Perjalanan Khianat

        Entah apa yang terjadi,,, hampir dua tahun terkadang bahkan sering saya 
lupa pada_Nya. Tiada doa teralirkan lagi kecuali meminta dipanggil ke sisi_Nya 
sebelum semua keluarga saya, walau egois memang. 
        Saya hanya menjalani hidup apa adanya,,, mengalir seiring waktu, 
keinginan pasti ada tanpa mohon dan pinta, terkadang saya menolak,,, tapi Ia 
selalu memberi hal-hal terbaik,,, selalu dan selalu sampai sangat banyak orang 
mengatakan saya sangat beruntung. 
Hingga suatu saat jiwa saya terusik oleh hati, saat mantan wakil ketua BEM 
saya, mas Yudhi menanyakan karakter diri, saya merasa bukan siapa-siapa, tidak 
tahu siapa sebenarnya yang ada dalam tubuh ini. Saya merasa ada sesuatu yang 
hilang, bukan pada saat itu,,, tapi hampir dua tahun ini,,, dan mas Yudhi hanya 
mengingatkan rasa kehilangan itu. Saya tidak ingin ada lagi pengingat tentang 
rasa kehilangan maya,,, dan saya memutuskan untuk mencari apa yang hilang. 

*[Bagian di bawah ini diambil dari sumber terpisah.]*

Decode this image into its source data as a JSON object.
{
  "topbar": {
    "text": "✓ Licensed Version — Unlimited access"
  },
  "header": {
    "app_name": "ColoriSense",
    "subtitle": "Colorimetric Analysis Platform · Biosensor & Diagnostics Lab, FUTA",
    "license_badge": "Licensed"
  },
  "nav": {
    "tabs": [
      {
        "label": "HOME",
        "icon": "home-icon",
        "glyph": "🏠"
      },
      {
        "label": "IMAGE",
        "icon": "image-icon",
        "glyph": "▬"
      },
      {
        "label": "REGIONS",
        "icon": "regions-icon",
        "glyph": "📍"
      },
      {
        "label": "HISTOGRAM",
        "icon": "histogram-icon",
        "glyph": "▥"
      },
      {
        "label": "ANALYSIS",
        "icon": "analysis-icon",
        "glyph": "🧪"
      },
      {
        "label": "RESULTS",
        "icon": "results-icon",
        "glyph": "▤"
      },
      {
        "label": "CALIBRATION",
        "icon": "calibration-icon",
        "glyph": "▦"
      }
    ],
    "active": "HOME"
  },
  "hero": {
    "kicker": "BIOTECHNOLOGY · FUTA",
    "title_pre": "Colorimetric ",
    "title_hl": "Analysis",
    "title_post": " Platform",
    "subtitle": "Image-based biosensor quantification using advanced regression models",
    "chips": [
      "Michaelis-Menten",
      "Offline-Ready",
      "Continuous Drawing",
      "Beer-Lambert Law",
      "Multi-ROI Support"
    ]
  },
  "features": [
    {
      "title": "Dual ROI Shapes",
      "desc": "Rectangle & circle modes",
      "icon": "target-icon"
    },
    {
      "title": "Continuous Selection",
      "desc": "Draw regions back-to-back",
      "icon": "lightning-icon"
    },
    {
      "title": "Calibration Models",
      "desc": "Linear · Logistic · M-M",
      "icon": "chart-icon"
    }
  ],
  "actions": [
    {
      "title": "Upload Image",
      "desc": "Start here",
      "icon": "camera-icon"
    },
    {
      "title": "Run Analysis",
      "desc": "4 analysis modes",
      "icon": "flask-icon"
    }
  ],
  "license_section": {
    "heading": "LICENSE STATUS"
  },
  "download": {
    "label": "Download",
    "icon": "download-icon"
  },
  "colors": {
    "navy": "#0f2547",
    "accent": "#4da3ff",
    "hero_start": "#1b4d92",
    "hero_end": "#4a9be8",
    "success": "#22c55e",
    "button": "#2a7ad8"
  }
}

Saya mengutus jiwa dan hati yang berseteru untuk mencari jawaban dalam labirin 
pikiran,,, dan akhirnya bersama pikiran, mereka menjelajahi masa lalu, harapan, 
dan mimpi-mimpi saya untuk pencarian. Setiap jengkal neuron mereka bangunkan 
dan bertanya padanya tentang apa yang hilang. Pada saat neuron tak bsa 
menjawab, neuronpun terus berpikir mencari jawaban dan tak mau tidur. Jiwa, 
hati, dan pikiran terus mencari sampai hampir semua neuron terbangun tapi tak 
ada yang bisa menjawab. 
Jiwa, hati, dan pikiran saya selalu memegang satu prinsip dalam pencarian,,, 
`Saya percaya pada Allah', dan mereka sangat tercengang saat mereka akhirnya 
menyimpulkan saja apa yang dicari karena tak ada neuron yang bisa menjawab,,, 
saya mencari tuhan yang padahal menjadi prinsip yang tak akan terduakan atau 
meluruh dalam tiap jejak pencarian. Pertanyaannya, Apa yang terjadi dengan 
prinsip yang tak terduakan bahkan tidak akan meluruh itu? Apakah dia sedih dan 
akan pergi dengan perlakuanku yang hanya menjadikannya prinsip? 
Saya senang akhirnya setelah dua bulan menemukan apa yang akan saya cari, tapi 
saya sedih menemukan apa yang akan saya cari, karena selama ini saya merasa 
saya sangat setia padanya. Dengan tekad penuh dan energy kesedihan, akhirnya 
saya mencarinya dari dunia terluar yang saya tahu, the universe, jagat raya. 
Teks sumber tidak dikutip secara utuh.